Favoriser des transports plus écologiques

En France, alors que le trafic aérien s'est effondré de plus de 90% suite aux fermetures de frontières liées à la propagation du Covid-19, le gouvernement n'exclut pas de nationaliser la compagnie aérienne Air France-KLM, dont l'Etat est actionnaire à hauteur de 14%, une fois la crise passée. Il a aussi accepté le report de taxes et redevances aéronautiques en 2021 et 2022.

"Le gouvernement doit exprimer clairement les conditions environnementales et sociales qu’il souhaite imposer en contrepartie de ces aides", commente Agathe Bounfour, du Réseau Action Climat (RAC), cité dans un communiqué. Il faut "limiter les transports les plus polluants, comme l'avion, et soutenir la création d'emplois autour de transports plus écologiques, tels que le train", renchérit Sarah Fayolle, de Greenpeace France.

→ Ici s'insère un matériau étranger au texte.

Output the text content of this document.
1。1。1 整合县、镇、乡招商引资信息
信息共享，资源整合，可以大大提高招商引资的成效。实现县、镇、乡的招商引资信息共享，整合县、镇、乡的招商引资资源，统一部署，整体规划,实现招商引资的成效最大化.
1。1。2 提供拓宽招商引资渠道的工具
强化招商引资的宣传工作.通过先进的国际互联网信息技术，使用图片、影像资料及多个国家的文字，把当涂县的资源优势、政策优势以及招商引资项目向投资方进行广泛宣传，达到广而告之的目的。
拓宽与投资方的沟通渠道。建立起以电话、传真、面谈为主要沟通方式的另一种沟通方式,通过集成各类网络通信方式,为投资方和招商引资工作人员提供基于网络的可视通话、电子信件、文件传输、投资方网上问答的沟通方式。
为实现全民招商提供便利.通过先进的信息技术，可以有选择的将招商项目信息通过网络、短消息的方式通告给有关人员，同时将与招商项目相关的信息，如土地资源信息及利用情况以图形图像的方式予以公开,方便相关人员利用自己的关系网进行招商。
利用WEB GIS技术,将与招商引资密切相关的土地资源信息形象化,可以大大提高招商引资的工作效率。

Parallèlement, l'association Les Amis de la Terre a rejeté l'idée d'un secours de l'Etat aux "parapétroliers français sans condition", en prenant l'exemple du groupe Vallourec, frappé par la chute des cours du pétrole. "Pas un euro d'argent public ne doit donc être versé aujourd'hui au parapétrolier sans exiger de stratégie de diversification de ses activités pour sortir des énergies fossiles et assurer une transition juste à ses salariés", réclame Cécile Marchand des Amis de la Terre France.